Pendant qu'aux États-Unis la statue de l'économie se déboulonnait et qu'au Québec les médias rapportaient l'écho d'une crise appréhendée, nous, bons Québécois, sommes restés calmes et sereins. Jusqu'à ce que la situation nous rattrape et qu'on apprenne que le bas de laine de la CDP est passablement effiloché et qu'on s'interroge sur la conduite des «grosses pointures» qui le portent. En toute sérénité, on constate que l'histoire nous rattrape.

Il fut un temps où les rois laissaient aux gens de la cour le soin de se négocier des titres de noblesse et des rentes viagères payées à même les impôts du peuple. Il fut un temps ou d'autres rois détournaient des fonds destinés à des fins humanitaires vers des comptes secrets de banques suisses.

Il est maintenant un temps où des rois d'entreprises inscrites en Bourse s'allouent à même les épargnes des actionnaires des options d'actions et des primes en prenant la «prime au rendement» comme alibi à la rétention.
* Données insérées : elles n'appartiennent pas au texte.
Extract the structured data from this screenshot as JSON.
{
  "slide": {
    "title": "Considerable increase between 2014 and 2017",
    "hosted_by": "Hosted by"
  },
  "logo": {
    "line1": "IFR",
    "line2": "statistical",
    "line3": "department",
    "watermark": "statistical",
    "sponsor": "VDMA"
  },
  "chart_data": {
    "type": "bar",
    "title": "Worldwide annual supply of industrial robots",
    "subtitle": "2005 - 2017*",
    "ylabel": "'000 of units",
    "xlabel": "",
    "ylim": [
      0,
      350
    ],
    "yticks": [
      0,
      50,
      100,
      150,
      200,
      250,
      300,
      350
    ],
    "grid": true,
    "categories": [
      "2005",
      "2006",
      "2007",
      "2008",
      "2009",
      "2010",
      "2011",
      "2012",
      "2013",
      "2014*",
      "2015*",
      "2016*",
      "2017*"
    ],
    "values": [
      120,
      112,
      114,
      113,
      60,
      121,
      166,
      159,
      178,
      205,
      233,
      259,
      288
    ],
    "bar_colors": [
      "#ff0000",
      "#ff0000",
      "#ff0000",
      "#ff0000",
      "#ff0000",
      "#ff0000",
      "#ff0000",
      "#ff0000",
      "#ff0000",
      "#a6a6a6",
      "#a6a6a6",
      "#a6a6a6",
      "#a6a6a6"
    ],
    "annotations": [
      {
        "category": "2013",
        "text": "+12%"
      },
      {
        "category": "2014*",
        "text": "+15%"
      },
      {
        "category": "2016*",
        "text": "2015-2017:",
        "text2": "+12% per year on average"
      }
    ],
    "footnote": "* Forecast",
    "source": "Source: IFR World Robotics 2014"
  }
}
Il fut un temps où, pour ces motifs, on coupait la tête des rois et on exilait des empereurs.

Mais il est maintenant un temps où l'on reste calme et serein, comme ce couple de petits prêteurs qui écoute sans broncher les sévères conditions d'octroi d'un petit prêt et que j'ai vu se faire sermonner par le gérant d'une grande banque sur les règles à suivre pour bien gérer le petit prêt.

Décidément, l'histoire nous a rattrapés quand s'élève d'outre-tombe cette réflexion de Chateaubriand: «La rapidité des fortunes, la vulgarité des moeurs, la promptitude de l'élévation et de l'abaissement des personnages modernes, ôtera, je le crains, à notre temps, une partie de la noblesse de l'histoire.»